Both were, as one Thrones character calls it, “a trick, a shadow on the wall.” Rangers never was a superpower any more than the club playing at Ibrox right now is. Everything they had they built with borrowed or stolen money. Every triumph they enjoyed would have been out-with their reach without major injections of cash that they didn’t have.

They are still living this hand-to-mouth existence today, refusing to budget properly and playing fast and loose with regulators at UEFA, who are now alert to the goings on over there in recent years and are no longer willing to soft-peddle around them.

Look, they are a club which for decades now has fatally undermined their own growth potential by embracing all this empire stuff, all this monarchy guff, the militarism and all this staunch Britishness shtick. We’re moving past that as a country and those ideas belong in another century anyway. Even in the North of Ireland these ideas are about being called time on except in a tiny and shrinking community.

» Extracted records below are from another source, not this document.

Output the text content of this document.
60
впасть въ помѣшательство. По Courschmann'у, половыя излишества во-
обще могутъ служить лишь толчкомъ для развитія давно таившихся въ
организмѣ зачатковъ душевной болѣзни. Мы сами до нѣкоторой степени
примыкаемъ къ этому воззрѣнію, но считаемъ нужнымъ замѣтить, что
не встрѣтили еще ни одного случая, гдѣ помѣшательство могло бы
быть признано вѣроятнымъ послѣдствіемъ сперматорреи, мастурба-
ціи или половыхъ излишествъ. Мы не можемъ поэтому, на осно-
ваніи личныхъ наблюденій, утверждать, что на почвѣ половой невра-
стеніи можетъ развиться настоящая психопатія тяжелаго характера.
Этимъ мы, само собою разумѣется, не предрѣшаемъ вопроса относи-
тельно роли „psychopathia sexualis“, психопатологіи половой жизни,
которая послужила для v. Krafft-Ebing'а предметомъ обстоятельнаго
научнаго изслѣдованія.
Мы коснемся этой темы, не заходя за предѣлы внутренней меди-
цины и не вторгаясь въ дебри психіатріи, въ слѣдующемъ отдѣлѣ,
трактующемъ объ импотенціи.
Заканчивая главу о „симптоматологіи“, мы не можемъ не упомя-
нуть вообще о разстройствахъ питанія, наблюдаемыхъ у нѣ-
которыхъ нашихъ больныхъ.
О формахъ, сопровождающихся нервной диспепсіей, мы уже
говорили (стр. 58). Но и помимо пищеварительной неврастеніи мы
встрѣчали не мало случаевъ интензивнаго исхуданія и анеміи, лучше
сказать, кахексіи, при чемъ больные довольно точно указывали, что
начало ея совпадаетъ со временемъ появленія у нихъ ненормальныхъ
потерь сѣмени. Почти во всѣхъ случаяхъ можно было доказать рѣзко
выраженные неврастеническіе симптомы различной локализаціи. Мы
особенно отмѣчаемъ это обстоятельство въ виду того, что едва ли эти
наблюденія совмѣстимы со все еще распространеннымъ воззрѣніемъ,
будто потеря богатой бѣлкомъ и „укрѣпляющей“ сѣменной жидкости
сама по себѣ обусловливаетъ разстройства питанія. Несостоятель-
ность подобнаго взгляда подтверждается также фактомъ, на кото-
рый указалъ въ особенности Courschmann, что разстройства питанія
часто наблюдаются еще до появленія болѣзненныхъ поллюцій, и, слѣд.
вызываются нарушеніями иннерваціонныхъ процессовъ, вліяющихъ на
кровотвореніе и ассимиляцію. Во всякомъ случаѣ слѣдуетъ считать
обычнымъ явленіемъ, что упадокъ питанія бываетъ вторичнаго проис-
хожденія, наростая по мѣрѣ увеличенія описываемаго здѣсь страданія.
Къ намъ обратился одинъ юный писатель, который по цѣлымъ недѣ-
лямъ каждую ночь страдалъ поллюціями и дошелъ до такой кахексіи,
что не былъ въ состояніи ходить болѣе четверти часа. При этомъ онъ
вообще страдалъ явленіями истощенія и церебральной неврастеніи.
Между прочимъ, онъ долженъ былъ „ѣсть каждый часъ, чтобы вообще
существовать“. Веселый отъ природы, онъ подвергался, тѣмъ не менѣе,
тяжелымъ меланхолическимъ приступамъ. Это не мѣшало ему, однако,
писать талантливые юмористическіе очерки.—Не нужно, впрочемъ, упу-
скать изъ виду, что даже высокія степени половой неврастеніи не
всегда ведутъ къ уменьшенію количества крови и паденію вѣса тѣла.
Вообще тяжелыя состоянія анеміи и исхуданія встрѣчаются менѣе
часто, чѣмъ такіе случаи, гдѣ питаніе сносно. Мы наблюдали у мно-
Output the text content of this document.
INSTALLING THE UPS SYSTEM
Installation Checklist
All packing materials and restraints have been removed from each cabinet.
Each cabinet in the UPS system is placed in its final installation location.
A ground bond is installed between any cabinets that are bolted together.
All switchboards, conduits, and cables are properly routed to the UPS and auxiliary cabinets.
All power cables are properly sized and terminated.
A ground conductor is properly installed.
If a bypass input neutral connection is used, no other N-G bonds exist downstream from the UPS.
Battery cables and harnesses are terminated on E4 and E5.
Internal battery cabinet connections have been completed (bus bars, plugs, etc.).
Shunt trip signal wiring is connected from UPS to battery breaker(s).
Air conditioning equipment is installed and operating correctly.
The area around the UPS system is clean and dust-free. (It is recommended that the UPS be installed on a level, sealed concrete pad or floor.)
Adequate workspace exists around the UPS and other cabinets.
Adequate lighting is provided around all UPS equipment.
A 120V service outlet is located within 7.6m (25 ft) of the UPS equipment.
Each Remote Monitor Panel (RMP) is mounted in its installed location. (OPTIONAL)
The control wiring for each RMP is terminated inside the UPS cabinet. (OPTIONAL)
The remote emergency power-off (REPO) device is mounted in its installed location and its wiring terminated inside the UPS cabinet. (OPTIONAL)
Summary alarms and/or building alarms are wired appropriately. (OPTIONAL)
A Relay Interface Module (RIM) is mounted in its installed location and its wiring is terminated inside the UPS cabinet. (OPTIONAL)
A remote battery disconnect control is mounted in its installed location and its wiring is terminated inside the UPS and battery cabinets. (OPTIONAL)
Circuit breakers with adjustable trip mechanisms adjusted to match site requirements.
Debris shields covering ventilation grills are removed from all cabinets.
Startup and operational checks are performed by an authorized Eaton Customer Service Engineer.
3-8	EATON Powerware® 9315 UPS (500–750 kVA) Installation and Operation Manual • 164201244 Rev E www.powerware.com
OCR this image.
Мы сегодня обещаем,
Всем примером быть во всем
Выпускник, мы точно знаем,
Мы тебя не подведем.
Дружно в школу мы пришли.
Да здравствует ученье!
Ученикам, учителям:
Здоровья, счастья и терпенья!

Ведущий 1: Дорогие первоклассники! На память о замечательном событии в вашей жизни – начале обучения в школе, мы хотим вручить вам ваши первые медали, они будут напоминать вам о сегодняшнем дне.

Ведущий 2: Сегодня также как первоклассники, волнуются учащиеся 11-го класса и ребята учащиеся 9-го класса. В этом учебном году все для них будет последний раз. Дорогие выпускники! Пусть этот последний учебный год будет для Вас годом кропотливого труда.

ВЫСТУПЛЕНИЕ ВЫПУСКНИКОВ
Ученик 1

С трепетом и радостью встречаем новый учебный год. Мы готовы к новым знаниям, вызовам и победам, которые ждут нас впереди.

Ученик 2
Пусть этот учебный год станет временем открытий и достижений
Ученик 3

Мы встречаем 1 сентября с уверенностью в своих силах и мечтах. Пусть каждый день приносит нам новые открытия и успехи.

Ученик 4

That’s their customer base; tiny, and shrinking.

They hang onto the hard-core. They have to. Which is why they pander to them every chance they get. But we are going to put that hard-core under more pressure than they’ve seen in a long time if we win this trophy at the weekend.

But if we lose it … well this is where their fantasy goes into overdrive. They envisage a general collapse at Celtic, one so bad we might not even secure the title. They think one trophy will be the launch-pad to a beautiful future.

Yet it will not change certain underlying realities.

The first of which is that much of their team will depart in the summer and there’s no money to replace them. So a triumph on the field of battle for a day might well be secured (I very much doubt it, but you never know) but the greater victory, title number 2 or 56 or whichever one they want to use … they still have no clear plan for getting there.

The Mooch can buy himself a little time, but that’s all. As Ange has pointed out, winning the Scottish Cup and getting to a European final was not enough to satisfy a fan-base which has a warped and quite ridiculous idea of their club’s place in the world … you want to talk about “summer soldiers and sunshine patriots”? All that matters to them is overhauling us in the league and unless he can manage that he’s going to find himself in bother.

And they will not wait too long to clamour for his removal.

“These are the times that try men’s souls.” What gets us through bad seasons and bad days is knowing that the underlying strength of Celtic remains. “The harder the conflict, the more glorious the triumph. What we obtain too cheap, we esteem too lightly.”

We will win because we suffered and bled and fought for it all. They won’t, not in the long haul, because they found some mugs and put everything on their credit card.

That’s a strategy with no future, and they, as a club, have no Plan B.